まき時は霜が降りる二〜三週間前
小麦は秋にまいて冬を越し、初夏に穫る作物です。まく時期の目安は、その土地で初霜が降りる二〜三週間前で、関東平野部なら十一月上旬から中旬にあたります。早くまきすぎると年内に茎が伸びすぎて霜で傷み、遅すぎると冬までに根が張らず、春の分けつ(株元から新しい茎が増えること)が少なくなります。

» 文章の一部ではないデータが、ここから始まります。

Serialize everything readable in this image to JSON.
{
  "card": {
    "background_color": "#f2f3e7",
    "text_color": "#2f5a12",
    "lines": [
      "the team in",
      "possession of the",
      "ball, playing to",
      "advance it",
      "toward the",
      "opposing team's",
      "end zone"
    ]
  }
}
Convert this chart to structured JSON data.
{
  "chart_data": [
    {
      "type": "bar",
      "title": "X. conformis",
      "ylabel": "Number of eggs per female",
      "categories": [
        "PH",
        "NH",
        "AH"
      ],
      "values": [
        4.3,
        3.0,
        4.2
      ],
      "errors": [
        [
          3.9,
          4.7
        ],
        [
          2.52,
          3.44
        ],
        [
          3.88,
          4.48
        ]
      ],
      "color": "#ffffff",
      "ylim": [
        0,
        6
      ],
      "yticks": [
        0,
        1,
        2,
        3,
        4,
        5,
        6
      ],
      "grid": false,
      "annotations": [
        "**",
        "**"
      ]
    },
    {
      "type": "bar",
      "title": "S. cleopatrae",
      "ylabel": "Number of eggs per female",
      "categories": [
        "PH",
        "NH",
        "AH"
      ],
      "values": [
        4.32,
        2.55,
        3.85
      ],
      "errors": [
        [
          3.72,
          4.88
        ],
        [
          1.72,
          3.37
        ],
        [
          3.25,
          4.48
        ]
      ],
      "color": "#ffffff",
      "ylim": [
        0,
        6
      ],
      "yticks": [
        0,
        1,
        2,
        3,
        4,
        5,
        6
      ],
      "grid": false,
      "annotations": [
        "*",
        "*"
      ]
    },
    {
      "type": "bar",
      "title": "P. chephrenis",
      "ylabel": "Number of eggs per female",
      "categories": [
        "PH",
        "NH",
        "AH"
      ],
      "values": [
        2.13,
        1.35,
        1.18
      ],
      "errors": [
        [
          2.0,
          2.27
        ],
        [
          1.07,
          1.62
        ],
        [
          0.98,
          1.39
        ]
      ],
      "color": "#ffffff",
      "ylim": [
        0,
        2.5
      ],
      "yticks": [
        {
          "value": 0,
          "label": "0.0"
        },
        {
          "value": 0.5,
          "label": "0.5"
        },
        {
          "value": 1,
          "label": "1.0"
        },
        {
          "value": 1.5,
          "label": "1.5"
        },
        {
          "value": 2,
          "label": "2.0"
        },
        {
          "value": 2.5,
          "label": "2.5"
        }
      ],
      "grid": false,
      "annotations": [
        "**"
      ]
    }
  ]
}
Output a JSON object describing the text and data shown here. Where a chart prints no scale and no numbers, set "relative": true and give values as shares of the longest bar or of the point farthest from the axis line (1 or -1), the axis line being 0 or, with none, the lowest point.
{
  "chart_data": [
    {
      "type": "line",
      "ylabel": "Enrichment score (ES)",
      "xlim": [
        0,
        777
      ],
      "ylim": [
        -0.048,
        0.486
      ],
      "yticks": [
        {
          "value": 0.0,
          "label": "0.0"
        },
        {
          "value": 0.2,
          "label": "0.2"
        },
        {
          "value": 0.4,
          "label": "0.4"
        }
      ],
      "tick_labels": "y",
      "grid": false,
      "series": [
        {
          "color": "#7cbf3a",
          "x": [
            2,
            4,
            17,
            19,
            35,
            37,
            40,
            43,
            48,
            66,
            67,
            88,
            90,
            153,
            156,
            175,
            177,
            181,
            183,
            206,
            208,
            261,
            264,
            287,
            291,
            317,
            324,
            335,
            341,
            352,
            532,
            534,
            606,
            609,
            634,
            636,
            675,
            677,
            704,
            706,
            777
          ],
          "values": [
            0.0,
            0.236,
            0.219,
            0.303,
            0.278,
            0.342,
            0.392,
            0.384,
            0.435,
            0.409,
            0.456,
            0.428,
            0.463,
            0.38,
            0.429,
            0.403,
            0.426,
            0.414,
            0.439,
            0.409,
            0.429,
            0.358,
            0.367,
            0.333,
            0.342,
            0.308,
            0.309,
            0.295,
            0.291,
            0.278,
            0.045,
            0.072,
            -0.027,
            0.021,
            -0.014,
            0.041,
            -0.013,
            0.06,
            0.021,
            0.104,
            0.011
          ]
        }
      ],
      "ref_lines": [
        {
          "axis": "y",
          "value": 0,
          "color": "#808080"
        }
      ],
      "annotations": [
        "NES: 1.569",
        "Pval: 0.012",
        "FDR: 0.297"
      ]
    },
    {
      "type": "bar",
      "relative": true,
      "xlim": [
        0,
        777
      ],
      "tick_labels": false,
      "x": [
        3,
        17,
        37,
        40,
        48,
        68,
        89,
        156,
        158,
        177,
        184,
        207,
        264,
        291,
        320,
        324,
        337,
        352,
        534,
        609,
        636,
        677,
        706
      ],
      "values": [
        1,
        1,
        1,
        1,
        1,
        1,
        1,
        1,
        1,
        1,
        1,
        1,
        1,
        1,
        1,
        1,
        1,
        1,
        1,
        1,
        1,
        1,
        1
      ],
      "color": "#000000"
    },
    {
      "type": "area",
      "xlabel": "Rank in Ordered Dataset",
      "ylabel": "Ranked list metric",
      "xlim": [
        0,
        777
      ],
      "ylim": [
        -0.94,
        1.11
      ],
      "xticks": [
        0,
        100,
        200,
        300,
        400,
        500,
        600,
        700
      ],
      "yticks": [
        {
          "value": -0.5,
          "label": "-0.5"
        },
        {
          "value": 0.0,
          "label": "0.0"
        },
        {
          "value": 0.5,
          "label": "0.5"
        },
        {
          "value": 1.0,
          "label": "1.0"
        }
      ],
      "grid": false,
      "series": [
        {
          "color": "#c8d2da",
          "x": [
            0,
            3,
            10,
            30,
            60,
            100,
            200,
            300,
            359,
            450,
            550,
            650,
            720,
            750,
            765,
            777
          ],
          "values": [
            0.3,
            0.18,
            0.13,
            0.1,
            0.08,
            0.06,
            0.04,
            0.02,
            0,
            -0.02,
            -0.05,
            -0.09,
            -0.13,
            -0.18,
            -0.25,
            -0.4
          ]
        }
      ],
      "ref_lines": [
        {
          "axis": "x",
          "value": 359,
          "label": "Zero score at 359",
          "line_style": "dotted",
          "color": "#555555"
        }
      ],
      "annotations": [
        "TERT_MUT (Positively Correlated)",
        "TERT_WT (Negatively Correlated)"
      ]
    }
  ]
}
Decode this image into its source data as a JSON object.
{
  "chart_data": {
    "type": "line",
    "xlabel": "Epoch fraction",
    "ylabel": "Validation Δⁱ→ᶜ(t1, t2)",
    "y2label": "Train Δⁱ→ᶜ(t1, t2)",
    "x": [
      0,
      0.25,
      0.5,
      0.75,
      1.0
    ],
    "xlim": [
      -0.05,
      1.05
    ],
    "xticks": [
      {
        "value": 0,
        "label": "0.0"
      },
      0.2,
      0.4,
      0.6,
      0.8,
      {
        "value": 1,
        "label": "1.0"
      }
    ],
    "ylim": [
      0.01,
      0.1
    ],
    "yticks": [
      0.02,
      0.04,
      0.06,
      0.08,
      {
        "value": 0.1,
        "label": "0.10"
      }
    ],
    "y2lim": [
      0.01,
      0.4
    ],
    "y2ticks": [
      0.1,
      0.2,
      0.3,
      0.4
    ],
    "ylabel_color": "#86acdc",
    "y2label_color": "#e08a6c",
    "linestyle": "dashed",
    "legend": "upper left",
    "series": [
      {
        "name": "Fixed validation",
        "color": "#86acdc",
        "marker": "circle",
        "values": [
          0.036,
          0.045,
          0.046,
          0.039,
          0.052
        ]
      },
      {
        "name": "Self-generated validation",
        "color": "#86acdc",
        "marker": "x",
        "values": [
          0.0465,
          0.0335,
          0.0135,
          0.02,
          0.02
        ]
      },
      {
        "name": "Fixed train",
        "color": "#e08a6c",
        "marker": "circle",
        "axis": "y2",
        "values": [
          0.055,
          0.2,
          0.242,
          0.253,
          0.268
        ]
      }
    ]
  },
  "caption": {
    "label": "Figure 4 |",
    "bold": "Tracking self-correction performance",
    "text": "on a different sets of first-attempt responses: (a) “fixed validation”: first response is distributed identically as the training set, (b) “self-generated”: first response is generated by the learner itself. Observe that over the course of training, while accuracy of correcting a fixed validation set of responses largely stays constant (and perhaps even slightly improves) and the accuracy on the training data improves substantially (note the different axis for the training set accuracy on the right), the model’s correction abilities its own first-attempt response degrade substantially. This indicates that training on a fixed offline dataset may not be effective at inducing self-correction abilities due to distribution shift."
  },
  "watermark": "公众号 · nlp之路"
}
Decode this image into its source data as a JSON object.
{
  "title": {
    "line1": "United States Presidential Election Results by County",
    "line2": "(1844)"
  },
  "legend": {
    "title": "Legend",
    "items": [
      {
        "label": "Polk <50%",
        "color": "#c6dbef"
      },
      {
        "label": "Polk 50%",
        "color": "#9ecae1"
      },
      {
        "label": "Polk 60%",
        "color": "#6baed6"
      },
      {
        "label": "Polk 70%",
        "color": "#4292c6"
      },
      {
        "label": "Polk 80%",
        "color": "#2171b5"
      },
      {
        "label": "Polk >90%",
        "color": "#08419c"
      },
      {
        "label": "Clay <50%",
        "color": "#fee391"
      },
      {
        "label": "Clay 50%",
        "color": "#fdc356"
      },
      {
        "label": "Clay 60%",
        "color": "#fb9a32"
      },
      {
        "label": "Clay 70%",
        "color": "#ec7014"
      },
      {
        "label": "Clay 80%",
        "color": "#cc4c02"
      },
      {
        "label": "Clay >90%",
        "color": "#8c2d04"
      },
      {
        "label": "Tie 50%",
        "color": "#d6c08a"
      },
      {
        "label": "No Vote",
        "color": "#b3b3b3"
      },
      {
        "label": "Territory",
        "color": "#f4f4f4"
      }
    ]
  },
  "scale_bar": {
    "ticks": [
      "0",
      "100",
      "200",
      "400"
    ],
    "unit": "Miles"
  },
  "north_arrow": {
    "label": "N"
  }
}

本葉が三〜四枚、草丈が十センチほどで冬を迎えるのがちょうどよい姿です。まく前に、自分の地域の初霜の時期を確かめてから日程を決めてください。
| 地域 | まき時 | 冬の姿の目安 |
|---|---|---|
| 寒冷地 | 9月下旬〜10月中旬 | 本葉4〜5枚で根雪を迎える |
| 中間地(関東平野部) | 11月上旬〜11月中旬 | 本葉3〜4枚、草丈10センチ前後 |
| 暖地 | 11月中旬〜12月上旬 | 本葉3枚、伸びすぎを避ける |
パン用の強力系と、うどん向きの中力系で時期は変わりません。品種の差より、地域の霜の時期で決めます。
種まきの手順
小麦は条まき(一本の溝に沿ってすじ状にまく方法)が基本です。溝と溝の間隔は三十センチ前後、一メートルの溝に対して十〜十五グラムを目安に、種同士が一〜二センチ間隔になるように落とします。ばらまきに比べて麦踏みや草取りがしやすく、倒れにくい株立ちになります。
深さ二〜三センチの溝
板の角や支柱を押し当てて、深さ二〜三センチのまっすぐな溝を作ります。深すぎると芽が出るまでに力を使い、浅すぎると鳥に拾われます。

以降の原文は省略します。